People v Mason
2025 NY Slip Op 01474
Decided on March 14, 2025
Appellate Division, Fourth Department
Published by New York State Law Reporting Bureau pursuant to Judiciary Law § 431.
This opinion is uncorrected and subject to revision before publication in the Official Reports.


Decided on March 14, 2025 SUPREME COURT OF THE STATE OF NEW YORK Appellate Division, Fourth Judicial Department
PRESENT: CURRAN, J.P., SMITH, GREENWOOD, DELCONTE, AND HANNAH, JJ.

115 KA 22-01773

[*1]THE PEOPLE OF THE STATE OF NEW YORK, RESPONDENT,

v

ARTHUR E. MASON, DEFENDANT-APPELLANT.




BANASIAK LAW OFFICE, PLLC, SYRACUSE (PIOTR BANASIAK OF COUNSEL), FOR DEFENDANT-APPELLANT.

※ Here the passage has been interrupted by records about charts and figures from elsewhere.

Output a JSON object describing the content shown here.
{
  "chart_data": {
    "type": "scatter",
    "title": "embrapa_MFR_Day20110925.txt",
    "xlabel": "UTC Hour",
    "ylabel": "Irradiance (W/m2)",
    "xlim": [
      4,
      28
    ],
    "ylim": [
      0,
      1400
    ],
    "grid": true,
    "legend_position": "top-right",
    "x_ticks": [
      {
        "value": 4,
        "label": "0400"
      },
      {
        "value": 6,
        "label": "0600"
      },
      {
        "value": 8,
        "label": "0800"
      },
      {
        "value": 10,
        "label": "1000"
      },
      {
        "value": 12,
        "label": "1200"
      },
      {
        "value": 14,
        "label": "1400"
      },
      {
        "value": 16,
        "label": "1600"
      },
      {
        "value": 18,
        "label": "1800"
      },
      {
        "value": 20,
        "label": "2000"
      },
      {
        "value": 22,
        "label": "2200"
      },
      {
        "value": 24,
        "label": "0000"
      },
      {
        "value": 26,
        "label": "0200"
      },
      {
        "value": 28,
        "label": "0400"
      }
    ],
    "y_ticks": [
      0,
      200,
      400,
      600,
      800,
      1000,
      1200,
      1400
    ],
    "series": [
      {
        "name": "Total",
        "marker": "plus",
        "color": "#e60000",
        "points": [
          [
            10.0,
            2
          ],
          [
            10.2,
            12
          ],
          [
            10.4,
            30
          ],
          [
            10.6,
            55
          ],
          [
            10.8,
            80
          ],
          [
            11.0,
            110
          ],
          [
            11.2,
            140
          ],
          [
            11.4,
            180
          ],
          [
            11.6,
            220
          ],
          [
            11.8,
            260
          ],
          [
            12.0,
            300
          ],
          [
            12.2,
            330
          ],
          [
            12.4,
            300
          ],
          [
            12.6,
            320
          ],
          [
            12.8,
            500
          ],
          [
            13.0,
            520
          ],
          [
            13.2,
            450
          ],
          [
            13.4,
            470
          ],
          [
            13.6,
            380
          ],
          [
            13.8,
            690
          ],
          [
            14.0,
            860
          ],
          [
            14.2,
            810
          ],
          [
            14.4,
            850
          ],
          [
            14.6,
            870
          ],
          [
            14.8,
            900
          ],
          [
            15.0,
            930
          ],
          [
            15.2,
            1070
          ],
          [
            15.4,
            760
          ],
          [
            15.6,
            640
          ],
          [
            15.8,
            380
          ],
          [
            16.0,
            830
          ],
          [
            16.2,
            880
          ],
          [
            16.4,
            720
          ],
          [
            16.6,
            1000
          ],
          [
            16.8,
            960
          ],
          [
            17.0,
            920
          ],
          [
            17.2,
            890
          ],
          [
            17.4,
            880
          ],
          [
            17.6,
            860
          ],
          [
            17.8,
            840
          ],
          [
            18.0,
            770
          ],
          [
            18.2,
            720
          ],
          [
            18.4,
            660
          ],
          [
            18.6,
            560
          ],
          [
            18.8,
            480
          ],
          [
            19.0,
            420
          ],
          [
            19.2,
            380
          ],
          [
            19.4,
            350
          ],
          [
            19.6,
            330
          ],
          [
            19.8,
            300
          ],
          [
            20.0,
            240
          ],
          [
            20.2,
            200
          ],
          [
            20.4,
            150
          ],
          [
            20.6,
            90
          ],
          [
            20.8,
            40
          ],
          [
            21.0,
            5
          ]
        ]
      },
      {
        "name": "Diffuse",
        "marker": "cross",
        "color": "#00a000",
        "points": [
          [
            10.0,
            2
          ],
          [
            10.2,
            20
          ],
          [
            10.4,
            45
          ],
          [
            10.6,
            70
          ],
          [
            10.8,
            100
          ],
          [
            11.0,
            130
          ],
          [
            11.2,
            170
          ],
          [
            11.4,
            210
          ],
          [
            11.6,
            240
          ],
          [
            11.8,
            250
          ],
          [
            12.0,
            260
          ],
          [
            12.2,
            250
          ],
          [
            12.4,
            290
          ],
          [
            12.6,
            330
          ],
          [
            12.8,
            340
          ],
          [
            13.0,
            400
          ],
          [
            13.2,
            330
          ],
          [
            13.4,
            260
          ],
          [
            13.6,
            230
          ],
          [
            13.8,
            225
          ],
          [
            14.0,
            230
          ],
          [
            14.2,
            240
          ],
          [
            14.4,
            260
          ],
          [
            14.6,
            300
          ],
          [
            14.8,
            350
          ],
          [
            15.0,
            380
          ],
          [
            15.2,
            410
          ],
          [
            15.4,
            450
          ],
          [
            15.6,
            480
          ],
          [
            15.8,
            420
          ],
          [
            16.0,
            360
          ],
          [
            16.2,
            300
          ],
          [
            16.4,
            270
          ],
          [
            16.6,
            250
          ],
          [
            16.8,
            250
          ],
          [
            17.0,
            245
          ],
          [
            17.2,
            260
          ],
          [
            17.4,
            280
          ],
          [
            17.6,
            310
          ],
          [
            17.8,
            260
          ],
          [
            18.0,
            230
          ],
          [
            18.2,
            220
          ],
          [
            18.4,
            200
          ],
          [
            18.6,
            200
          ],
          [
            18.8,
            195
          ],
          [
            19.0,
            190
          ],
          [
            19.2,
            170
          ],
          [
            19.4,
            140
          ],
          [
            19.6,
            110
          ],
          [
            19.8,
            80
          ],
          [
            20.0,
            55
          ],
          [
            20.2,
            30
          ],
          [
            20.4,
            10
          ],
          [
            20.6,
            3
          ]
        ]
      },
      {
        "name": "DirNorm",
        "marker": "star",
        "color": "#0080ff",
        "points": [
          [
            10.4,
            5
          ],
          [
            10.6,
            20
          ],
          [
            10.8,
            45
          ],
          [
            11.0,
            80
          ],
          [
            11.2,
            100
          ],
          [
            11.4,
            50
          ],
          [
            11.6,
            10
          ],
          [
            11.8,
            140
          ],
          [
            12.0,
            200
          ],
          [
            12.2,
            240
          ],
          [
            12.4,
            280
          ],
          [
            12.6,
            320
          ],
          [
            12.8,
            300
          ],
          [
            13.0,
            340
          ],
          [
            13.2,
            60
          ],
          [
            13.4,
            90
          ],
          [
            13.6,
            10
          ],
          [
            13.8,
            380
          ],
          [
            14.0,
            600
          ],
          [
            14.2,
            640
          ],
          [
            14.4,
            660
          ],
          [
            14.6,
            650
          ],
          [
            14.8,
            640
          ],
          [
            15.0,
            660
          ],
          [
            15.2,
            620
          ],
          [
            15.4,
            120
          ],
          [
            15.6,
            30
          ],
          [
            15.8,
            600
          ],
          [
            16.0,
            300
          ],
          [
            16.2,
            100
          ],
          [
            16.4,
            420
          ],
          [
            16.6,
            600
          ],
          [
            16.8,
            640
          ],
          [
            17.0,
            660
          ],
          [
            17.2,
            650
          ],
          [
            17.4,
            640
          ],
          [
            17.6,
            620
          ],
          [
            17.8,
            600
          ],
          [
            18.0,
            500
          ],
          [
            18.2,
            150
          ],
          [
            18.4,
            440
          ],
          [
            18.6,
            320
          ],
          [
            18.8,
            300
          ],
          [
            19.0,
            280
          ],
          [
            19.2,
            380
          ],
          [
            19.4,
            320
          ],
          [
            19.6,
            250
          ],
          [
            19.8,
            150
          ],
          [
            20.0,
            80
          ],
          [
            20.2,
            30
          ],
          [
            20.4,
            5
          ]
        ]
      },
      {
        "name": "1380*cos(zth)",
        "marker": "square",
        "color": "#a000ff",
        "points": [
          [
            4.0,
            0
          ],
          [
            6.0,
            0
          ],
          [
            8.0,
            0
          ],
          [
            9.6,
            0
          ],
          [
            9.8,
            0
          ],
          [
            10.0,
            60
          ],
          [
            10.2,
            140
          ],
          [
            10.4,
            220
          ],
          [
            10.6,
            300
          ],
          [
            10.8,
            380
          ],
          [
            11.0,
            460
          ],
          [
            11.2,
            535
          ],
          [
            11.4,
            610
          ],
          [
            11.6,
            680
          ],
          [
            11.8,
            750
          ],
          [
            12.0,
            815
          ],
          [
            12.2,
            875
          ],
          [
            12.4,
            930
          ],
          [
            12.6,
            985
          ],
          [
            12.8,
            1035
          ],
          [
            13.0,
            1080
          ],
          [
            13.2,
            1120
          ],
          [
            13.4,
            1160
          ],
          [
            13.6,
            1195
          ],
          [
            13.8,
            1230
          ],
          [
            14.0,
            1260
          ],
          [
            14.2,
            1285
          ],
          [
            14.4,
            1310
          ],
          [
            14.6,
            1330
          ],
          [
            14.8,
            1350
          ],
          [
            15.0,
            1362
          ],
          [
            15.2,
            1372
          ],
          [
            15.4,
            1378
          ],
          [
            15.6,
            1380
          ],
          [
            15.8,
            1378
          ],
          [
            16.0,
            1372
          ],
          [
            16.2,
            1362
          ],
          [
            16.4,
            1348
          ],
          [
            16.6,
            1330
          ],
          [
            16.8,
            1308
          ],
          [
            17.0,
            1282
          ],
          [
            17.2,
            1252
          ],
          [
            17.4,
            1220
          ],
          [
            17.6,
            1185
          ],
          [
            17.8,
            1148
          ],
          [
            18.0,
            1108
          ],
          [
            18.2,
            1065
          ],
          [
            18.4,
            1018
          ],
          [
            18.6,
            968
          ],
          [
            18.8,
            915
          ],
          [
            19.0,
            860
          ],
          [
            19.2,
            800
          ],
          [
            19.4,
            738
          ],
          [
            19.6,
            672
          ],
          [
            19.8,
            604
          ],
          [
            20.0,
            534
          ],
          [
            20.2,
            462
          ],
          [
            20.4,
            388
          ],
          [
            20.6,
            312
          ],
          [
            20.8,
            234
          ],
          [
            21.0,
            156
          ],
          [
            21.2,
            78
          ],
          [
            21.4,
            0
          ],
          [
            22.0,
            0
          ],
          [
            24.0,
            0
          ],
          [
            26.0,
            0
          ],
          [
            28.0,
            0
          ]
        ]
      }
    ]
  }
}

SHAUN M. CHASE, SPECIAL PROSECUTOR, SYRACUSE, FOR RESPONDENT.



Appeal from a judgment of the Oswego County Court (Armen J. Nazarian, J.), rendered July 27, 2022. The judgment convicted defendant, upon his plea of guilty, of unlawful manufacture of methamphetamine in the third degree.

It is hereby ORDERED that the judgment so appealed from is unanimously affirmed.

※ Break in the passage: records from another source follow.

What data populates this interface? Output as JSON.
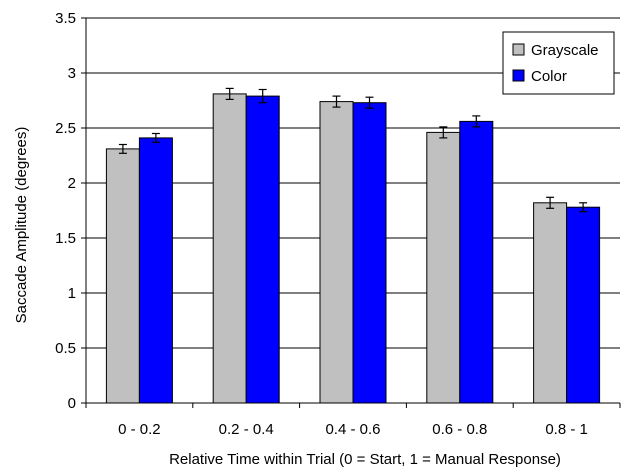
{
  "chart_data": {
    "type": "bar",
    "xlabel": "Relative Time within Trial (0 = Start, 1 = Manual Response)",
    "ylabel": "Saccade Amplitude (degrees)",
    "ylim": [
      0,
      3.5
    ],
    "yticks": [
      "0",
      "0.5",
      "1",
      "1.5",
      "2",
      "2.5",
      "3",
      "3.5"
    ],
    "categories": [
      "0 - 0.2",
      "0.2 - 0.4",
      "0.4 - 0.6",
      "0.6 - 0.8",
      "0.8 - 1"
    ],
    "series": [
      {
        "name": "Grayscale",
        "color": "#c0c0c0",
        "values": [
          2.31,
          2.81,
          2.74,
          2.46,
          1.82
        ],
        "errors": [
          0.04,
          0.05,
          0.05,
          0.05,
          0.05
        ]
      },
      {
        "name": "Color",
        "color": "#0000ff",
        "values": [
          2.41,
          2.79,
          2.73,
          2.56,
          1.78
        ],
        "errors": [
          0.04,
          0.06,
          0.05,
          0.05,
          0.04
        ]
      }
    ],
    "grid": "horizontal",
    "legend_position": "top-right"
  }
}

Memorandum: Defendant appeals from a judgment convicting him, upon his plea of guilty, of unlawful manufacture of methamphetamine in the third degree (Penal Law § 220.73 [1]). We affirm.

Preliminarily, we agree with defendant that, contrary to the People's assertion, the waiver of the right to appeal is invalid. Defendant orally waived his right to appeal and executed a written waiver thereof. The language in the written waiver, however, is "inaccurate and misleading insofar as it purports to impose 'an absolute bar to the taking of a direct appeal' and to deprive defendant of his 'attendant rights to counsel and poor person relief, [as well as] all postconviction relief separate from the direct appeal' " (People v Fernandez, 218 AD3d 1257, 1258 [4th Dept 2023], lv denied 40 NY3d 1012 [2023], quoting People v Thomas, 34 NY3d 545, 565 [2019], cert denied — US —, 140 S Ct 2634 [2020]; see People v Rumph, 207 AD3d 1209, 1210 [4th Dept 2022], lv denied 39 NY3d 1075 [2023]; People v Hunter, 203 AD3d 1686, 1686 [4th Dept 2022], lv denied 38 NY3d 1033 [2022]; People v Hughes, 199 AD3d 1332, 1333 [4th Dept 2021]). Although County Court's colloquy "remedied the mischaracterization of the waiver as an absolute bar to the right to appeal," the court's verbal statements "did nothing to counter the other inaccuracies set forth in the written appeal waiver" (Hughes, 199 AD3d at 1333; see Fernandez, 218 AD3d at 1258; Rumph, 207 AD3d at 1210; Hunter, 203 AD3d at 1686). We thus conclude that defendant's purported waiver of the right to appeal is not enforceable inasmuch as the totality of the circumstances fails to reveal that defendant "understood the nature of the appellate rights being waived" (Thomas, 34 NY3d at 559).

We nevertheless reject defendant's contention that the bargained-for sentence is unduly harsh and severe. Finally, we note that the uniform sentence and commitment form incorrectly states that defendant was sentenced as a second felony offender, and therefore it must be amended to reflect that he was actually sentenced as a second felony drug offender (see People v Jones, 224 AD3d 1348, 1353 [4th Dept 2024], lv denied 41 NY3d 1019 [2024]).